One's space should reflect her interests, travels and personal stories, he advised. Throw out advice from others, and don't be a slave to trends, Berkus said.

"The living space has to reflect the personality of who lives in the space," he said. "Buy only what you love to make your heart sing."

Also, move things around. The odd lamp that doesn't fit in the living room might be perfect in the den. Nightstands in the bedroom might find a home in the living room. Be unapologetic about the wall colors you choose, and if you tire of them later, paint over.

Berkus turns over a lot of his pieces, because he admits he has too much. Some are given to his five siblings. Others are donated. And he has a storage locker bulging with other items.

In the book, Berkus speaks openly about events that have shaped his life and perspective, including the loss of his life partner, Fernando Bengoechea, in Sri Lanka in the 2004 Indian Ocean tsunami.

Local decorator and collector Ron Morgan spent time onstage with Berkus in an informal conversation. Morgan asked what colors were trending this year.

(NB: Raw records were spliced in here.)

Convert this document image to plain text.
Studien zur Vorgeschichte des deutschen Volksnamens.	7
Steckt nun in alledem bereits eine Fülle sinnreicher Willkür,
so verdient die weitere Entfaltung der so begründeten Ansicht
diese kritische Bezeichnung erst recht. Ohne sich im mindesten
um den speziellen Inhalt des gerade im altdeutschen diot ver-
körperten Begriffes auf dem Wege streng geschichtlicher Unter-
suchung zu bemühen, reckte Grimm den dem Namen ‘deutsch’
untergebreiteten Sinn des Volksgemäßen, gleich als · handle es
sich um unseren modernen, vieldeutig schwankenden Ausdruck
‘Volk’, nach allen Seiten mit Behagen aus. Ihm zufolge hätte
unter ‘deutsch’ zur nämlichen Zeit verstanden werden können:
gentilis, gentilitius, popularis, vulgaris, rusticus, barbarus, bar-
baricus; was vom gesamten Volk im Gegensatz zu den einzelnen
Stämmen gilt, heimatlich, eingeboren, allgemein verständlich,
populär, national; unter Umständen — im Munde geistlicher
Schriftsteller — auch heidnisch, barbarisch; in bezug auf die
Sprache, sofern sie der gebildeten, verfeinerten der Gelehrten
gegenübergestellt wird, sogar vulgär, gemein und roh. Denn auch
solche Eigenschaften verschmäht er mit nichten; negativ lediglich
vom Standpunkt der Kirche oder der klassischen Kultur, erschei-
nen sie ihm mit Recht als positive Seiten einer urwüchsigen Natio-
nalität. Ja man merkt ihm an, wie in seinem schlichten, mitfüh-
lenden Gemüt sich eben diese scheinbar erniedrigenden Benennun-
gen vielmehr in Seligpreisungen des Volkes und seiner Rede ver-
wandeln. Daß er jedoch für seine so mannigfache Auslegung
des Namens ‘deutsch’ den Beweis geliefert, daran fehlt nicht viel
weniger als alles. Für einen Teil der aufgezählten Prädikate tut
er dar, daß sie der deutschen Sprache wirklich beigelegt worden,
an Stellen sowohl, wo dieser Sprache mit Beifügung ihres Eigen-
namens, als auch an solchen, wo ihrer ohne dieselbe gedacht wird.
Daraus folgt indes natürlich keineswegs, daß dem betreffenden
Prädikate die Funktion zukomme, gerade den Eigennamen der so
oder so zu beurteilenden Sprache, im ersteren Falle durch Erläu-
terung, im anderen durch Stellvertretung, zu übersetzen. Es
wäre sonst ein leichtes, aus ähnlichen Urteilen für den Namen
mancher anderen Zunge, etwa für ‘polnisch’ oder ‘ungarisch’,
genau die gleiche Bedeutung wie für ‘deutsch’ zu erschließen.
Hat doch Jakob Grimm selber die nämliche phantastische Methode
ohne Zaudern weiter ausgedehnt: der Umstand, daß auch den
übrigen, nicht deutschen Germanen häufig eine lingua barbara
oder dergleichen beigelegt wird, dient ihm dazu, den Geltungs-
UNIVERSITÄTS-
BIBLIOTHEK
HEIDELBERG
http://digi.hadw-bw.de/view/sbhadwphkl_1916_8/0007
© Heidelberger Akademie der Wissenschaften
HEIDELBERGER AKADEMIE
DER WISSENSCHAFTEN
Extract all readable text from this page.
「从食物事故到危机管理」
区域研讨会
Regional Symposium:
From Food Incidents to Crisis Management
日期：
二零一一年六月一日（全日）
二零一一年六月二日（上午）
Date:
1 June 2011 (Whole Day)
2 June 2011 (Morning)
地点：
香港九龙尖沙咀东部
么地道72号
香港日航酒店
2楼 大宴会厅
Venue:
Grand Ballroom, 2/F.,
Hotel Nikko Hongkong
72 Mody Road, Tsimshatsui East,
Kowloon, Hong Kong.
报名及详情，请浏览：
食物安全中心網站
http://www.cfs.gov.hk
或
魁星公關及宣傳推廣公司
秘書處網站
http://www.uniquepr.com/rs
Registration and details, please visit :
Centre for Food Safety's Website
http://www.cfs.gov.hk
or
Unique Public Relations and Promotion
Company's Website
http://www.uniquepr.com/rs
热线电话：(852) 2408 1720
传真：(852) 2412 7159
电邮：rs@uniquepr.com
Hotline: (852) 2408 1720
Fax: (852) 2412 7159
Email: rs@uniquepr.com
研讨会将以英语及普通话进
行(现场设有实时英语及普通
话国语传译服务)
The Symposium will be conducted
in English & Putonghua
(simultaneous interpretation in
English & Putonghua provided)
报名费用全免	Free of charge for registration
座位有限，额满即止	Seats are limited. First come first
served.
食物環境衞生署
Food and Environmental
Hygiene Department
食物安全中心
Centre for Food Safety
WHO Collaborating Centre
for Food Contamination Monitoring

"You know I don't believe in 'hot colors,' " Berkus kidded.

"What's the first thing people buy for a house?" Morgan asked.

"A sofa," said Berkus. "You have to sit someplace. My sofa is 16 years old, but I'm having it re-covered while I'm on this book tour."

Feel free to mix and match furniture periods. Berkus admitted he has an eclectic mix in his New York City apartment.

He started his career in Chicago at 23 after college, establishing a design/decorating firm. From there, he became a regular on the Oprah Winfrey show. That spun off to the nationally syndicated "Nate Berkus Show" for a few years. The show included decorating makeovers, cooking and special guests.

"I love TV but not a daily syndicated talk show. There was no time and space for decisions. And I never want to make another chicken recipe as long as I live," Berkus kidded. "I don't cook."

He said he hopes to do more TV spots but on a weekly, not daily, basis. In October, he launched his new line with Target stores.

Said Morgan to Berkus, "This is what I love about you the most. You are so down-to-earth. It's an honor to have you in our small town."

Audience members were able to ask questions of the popular show host. The first woman jumped up in the front row and asked for a hug.

"Are there any nonphysical questions?" Berkus quipped, and several others piped up.

After the book signing, Sharon McKee, of Pleasanton, said she was impressed that Berkus didn't put much importance on the latest trends and colors, emphasizing a personal style.

His easygoing manner "made you feel you could just sit down with him and have an interesting conversation," McKee said.

Merih Woldu, of Oakland, who fled persecution in Eritrea, said she rushed to the event when she heard about it at the last minute.

"I always used to watch him on 'Oprah,' but then they cut out most American channels in my homeland. I am an amateur decorator, and this was a wonderful program tonight."